A SpaceX launch slated for 9:49 p.m. Sept. 19 at Vandenberg Air Force Base will not go ahead as scheduled.
In response to a Business Times inquiry on Sept. 8, a SpaceX spokesman said in an email “There’s no SpaceX launch scheduled for Sept. 19,” but did not elaborate further.
On Sept. 1, a SpaceX Falcon 9 rocket exploded during a static fire test prior to the planned Sept. 3 launch of the Amos-6 communications satellite on the coast of Cape Canaveral, Fla. A $200 million Facebook satellite that was destroyed would’ve brought the Internet to under-served parts of the developing world including parts of Africa.
The cause of the explosion still is not known, but this week the Air Force joined an investigation into the cause of the incident.
SpaceX said in a statement at the time that the explosion occurred while propellant was being added to a fuel tank and that the explosion was around an upper oxygen tank.
“At approximately 9:07 a.m. ET during a standard pre-launch static fire test there was an anomaly at SpaceX’s Cape Canaveral Space Launch Complex 40 resulting in the loss of the vehicle,” the statement said on Sept. 1.
The explosion was SpaceX’s second in 15 months after a June 28, 2015 explosion occurred off the coast of Cape Canaveral less than three minutes into an unmanned mission to resupply the International Space Station.
After its second failure, doubts are now being raised about SpaceX contracts with NASA worth billions. In November 2015 the agency awarded SpaceX a $2.6 billion contract to carry crew to the International Space Station in a manned version of its Dragon Capsule beginning by 2017.

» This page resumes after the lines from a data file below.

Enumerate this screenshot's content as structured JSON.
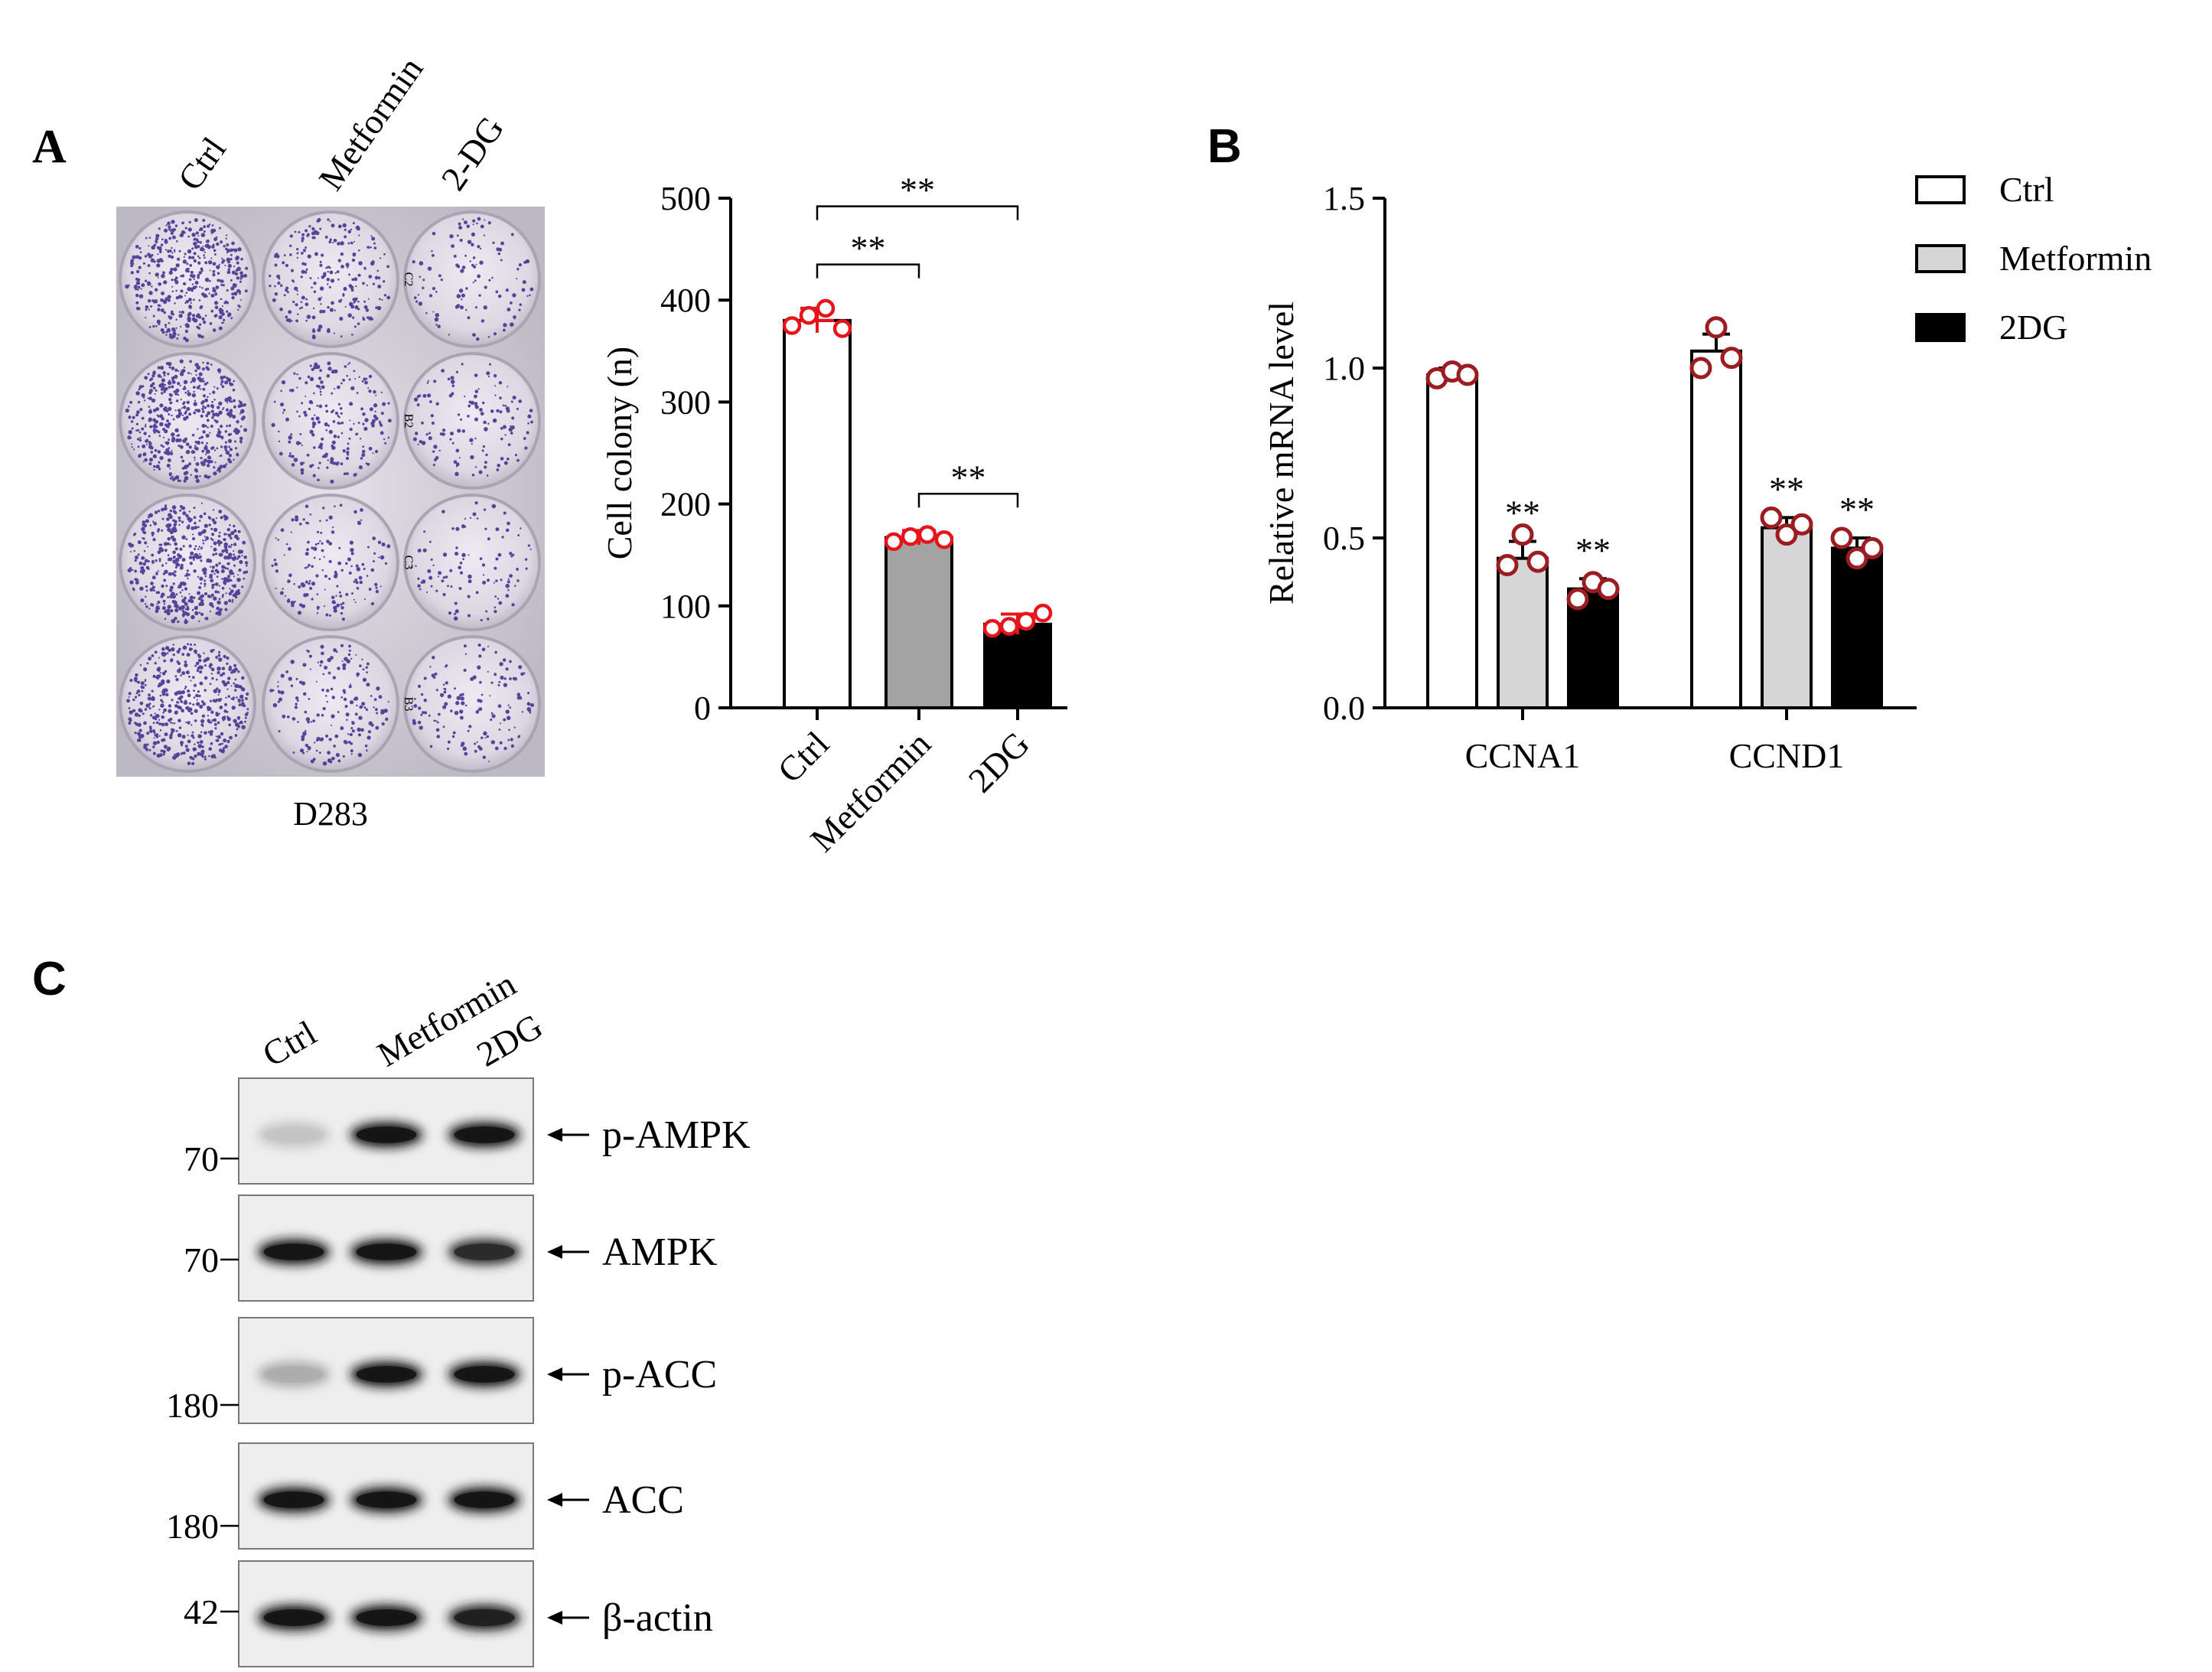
{
  "panels": {
    "A": {
      "letter": "A",
      "plate_columns": [
        "Ctrl",
        "Metformin",
        "2-DG"
      ],
      "plate_caption": "D283",
      "dish_density": [
        [
          0.85,
          0.45,
          0.22
        ],
        [
          0.95,
          0.4,
          0.25
        ],
        [
          1.0,
          0.3,
          0.2
        ],
        [
          0.9,
          0.35,
          0.28
        ]
      ],
      "plate_well_marks": [
        "C2",
        "B2",
        "C3",
        "B3"
      ],
      "chart_data": {
        "type": "bar",
        "categories": [
          "Ctrl",
          "Metformin",
          "2DG"
        ],
        "values": [
          380,
          167,
          82
        ],
        "errors": [
          12,
          7,
          10
        ],
        "points": [
          [
            375,
            385,
            392,
            372
          ],
          [
            163,
            168,
            170,
            165
          ],
          [
            78,
            80,
            85,
            93
          ]
        ],
        "fills": [
          "#ffffff",
          "#a3a3a3",
          "#000000"
        ],
        "point_color": "#e8141b",
        "ylabel": "Cell colony (n)",
        "ylim": [
          0,
          500
        ],
        "yticks": [
          0,
          100,
          200,
          300,
          400,
          500
        ],
        "significance": [
          {
            "from": 0,
            "to": 2,
            "label": "**",
            "y": 492
          },
          {
            "from": 0,
            "to": 1,
            "label": "**",
            "y": 435
          },
          {
            "from": 1,
            "to": 2,
            "label": "**",
            "y": 210
          }
        ]
      }
    },
    "B": {
      "letter": "B",
      "chart_data": {
        "type": "bar",
        "categories": [
          "CCNA1",
          "CCND1"
        ],
        "series": [
          {
            "name": "Ctrl",
            "fill": "#ffffff",
            "values": [
              0.98,
              1.05
            ],
            "errors": [
              0.02,
              0.05
            ],
            "points": [
              [
                0.97,
                0.99,
                0.98
              ],
              [
                1.0,
                1.12,
                1.03
              ]
            ]
          },
          {
            "name": "Metformin",
            "fill": "#d6d6d6",
            "values": [
              0.44,
              0.53
            ],
            "errors": [
              0.05,
              0.03
            ],
            "points": [
              [
                0.42,
                0.51,
                0.43
              ],
              [
                0.56,
                0.51,
                0.54
              ]
            ]
          },
          {
            "name": "2DG",
            "fill": "#000000",
            "values": [
              0.35,
              0.47
            ],
            "errors": [
              0.03,
              0.03
            ],
            "points": [
              [
                0.32,
                0.37,
                0.35
              ],
              [
                0.5,
                0.44,
                0.47
              ]
            ]
          }
        ],
        "point_color": "#9b1d22",
        "significance_labels": [
          [
            "",
            "**",
            "**"
          ],
          [
            "",
            "**",
            "**"
          ]
        ],
        "ylabel": "Relative mRNA level",
        "ylim": [
          0,
          1.5
        ],
        "yticks": [
          "0.0",
          "0.5",
          "1.0",
          "1.5"
        ],
        "legend_position": "top-right"
      }
    },
    "C": {
      "letter": "C",
      "lanes": [
        "Ctrl",
        "Metformin",
        "2DG"
      ],
      "blots": [
        {
          "label": "p-AMPK",
          "marker": "70",
          "intensity": [
            0.18,
            1.0,
            1.0
          ]
        },
        {
          "label": "AMPK",
          "marker": "70",
          "intensity": [
            1.0,
            1.0,
            0.9
          ]
        },
        {
          "label": "p-ACC",
          "marker": "180",
          "intensity": [
            0.3,
            1.0,
            1.0
          ]
        },
        {
          "label": "ACC",
          "marker": "180",
          "intensity": [
            1.0,
            1.0,
            1.0
          ]
        },
        {
          "label": "β-actin",
          "marker": "42",
          "intensity": [
            1.0,
            1.0,
            0.95
          ]
        }
      ]
    }
  }
}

In February, the agency also awarded a $700 million contract to SpaceX that builds upon a $1.6 billion contract NASA awarded the company in 2008.
The Sept. 19 launch would’ve been the first of seven to send 10 small Iridium satellites into orbit. The launch has been delayed since May because of ongoing maintenance at Vandenberg at buildings used to monitor rocket launches.

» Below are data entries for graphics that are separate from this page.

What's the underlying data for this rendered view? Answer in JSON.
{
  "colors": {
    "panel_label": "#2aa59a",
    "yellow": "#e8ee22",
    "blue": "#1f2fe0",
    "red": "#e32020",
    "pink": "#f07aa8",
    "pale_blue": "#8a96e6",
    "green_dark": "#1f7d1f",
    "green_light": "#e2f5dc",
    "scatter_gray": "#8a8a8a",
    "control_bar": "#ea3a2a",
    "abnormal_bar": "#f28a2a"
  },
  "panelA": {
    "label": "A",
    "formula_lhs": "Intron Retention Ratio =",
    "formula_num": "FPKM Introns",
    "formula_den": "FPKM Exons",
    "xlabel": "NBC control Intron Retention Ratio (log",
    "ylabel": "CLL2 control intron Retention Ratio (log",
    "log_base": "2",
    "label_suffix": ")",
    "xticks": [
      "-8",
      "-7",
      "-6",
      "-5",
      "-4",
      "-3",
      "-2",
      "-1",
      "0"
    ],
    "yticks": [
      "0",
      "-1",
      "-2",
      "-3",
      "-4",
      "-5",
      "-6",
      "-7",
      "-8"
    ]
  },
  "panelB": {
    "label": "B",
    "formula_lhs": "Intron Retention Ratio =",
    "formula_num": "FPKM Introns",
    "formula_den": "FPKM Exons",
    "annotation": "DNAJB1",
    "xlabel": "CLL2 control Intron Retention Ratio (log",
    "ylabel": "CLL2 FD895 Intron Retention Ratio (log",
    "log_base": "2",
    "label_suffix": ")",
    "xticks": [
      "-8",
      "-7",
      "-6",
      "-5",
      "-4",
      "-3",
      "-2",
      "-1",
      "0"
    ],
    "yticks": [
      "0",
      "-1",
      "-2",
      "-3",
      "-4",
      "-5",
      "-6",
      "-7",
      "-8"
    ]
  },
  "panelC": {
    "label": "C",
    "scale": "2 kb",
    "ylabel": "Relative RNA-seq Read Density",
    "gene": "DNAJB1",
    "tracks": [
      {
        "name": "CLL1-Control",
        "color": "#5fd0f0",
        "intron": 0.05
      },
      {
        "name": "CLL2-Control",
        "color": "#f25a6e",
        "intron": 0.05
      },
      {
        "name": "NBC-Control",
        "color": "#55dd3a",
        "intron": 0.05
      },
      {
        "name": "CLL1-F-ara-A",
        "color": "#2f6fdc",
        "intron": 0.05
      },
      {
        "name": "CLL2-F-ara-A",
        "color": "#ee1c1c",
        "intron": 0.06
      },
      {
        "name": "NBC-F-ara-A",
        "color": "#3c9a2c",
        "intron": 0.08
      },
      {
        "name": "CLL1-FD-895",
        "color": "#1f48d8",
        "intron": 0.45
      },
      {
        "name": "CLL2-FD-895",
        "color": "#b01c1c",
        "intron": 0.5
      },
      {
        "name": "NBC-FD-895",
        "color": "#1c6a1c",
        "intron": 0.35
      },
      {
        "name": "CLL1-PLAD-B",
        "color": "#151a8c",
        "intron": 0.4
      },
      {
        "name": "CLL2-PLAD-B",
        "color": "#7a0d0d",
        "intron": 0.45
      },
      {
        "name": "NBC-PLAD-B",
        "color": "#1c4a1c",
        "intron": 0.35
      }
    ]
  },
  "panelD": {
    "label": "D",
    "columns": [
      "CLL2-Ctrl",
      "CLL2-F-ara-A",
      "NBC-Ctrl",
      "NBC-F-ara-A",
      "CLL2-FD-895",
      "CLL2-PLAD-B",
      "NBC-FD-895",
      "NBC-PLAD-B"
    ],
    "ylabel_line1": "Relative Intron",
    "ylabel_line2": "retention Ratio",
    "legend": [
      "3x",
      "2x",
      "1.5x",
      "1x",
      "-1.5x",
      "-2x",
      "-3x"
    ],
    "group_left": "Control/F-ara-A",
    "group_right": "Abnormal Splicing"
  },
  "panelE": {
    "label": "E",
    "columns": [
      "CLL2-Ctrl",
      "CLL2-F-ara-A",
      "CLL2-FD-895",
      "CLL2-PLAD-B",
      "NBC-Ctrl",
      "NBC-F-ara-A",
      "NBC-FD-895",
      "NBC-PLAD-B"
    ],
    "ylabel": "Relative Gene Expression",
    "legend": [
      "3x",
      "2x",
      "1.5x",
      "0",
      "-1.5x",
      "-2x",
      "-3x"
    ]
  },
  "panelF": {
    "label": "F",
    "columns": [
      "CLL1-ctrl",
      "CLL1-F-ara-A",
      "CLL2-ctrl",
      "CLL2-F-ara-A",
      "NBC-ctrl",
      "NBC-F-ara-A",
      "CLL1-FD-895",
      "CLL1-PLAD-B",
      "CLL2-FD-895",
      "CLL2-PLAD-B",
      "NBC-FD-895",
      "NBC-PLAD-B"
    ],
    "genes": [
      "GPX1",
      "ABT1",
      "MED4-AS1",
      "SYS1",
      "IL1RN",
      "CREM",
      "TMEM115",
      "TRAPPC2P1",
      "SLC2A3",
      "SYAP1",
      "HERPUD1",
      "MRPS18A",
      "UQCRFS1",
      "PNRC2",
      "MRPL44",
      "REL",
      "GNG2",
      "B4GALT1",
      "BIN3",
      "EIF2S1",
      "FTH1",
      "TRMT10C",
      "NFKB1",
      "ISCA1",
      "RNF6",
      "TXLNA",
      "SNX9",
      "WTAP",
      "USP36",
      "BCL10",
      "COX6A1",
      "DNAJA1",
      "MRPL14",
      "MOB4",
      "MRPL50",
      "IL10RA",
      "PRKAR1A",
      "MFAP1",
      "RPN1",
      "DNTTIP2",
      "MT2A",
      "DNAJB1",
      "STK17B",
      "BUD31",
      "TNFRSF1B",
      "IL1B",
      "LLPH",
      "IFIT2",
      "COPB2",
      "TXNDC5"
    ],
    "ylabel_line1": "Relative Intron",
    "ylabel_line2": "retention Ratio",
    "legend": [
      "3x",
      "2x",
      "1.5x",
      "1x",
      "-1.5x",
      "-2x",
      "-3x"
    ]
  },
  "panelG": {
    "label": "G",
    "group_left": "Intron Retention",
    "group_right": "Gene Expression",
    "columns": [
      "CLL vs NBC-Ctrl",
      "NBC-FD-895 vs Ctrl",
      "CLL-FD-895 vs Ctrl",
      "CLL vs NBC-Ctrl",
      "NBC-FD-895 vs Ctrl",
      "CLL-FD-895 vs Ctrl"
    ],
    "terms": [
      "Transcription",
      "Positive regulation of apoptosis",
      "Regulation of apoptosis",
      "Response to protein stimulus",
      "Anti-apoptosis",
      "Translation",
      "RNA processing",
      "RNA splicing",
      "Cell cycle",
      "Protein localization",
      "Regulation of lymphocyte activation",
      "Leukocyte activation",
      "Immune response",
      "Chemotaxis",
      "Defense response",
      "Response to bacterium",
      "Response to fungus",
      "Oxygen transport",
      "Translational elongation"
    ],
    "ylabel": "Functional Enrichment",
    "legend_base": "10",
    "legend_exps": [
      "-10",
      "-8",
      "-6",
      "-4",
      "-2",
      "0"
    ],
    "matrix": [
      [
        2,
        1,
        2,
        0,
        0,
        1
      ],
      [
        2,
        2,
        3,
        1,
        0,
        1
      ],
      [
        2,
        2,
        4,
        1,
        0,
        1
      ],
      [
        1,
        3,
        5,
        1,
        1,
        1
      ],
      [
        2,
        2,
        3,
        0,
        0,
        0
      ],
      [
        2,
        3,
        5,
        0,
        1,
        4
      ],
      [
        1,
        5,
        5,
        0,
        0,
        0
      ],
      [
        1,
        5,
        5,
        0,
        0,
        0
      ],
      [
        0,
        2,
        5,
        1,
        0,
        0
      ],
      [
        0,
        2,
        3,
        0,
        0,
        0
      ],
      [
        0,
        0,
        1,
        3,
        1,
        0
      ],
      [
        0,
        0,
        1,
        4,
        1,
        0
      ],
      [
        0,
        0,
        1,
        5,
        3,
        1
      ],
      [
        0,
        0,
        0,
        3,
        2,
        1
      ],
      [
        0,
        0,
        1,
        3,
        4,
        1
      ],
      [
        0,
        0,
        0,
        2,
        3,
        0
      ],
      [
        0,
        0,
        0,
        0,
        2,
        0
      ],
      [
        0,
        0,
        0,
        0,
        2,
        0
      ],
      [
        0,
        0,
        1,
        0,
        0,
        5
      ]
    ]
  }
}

Virginia-based Iridium Communications has been hampered by SpaceX’s stalled launch schedule. Over the past two months its stock has fallen from $9.26 per share to a close of $7.24 on Sept. 7
In addition to the Sept. 19 launch, another Falcon 9 Iridium launch was tentatively scheduled for late December. After that, five remaining SpaceX launches of Iridium satellites were to happen in 60-day intervals.
Iridium customers who intend to use the satellites once in orbit and operable have also been hampered by the delays.
“Our No. 1 priority is to safely and reliably return to flight for our customers, as well as to take all the necessary steps to ensure the highest possible levels of safety for future crewed missions with the Falcon 9,” SpaceX said in a Sept. 2 statement. “We will carefully and thoroughly investigate and address this issue.”
SpaceX started conducting tests at Vandenberg in 2005 and currently leases two launch pads at Vandenberg from the Air Force.
Both pads were built in the 1960s for early Atlas rockets and modified in the 1970s for the Titan family of rockets. SpaceX demolished structures at the second pad in September 2014 to make it easier to complete landings.
A separate United Launch Alliance launch is still scheduled for about 11:30 a.m. Sept. 15 and will send the WorldView 4 observation satellite into orbit.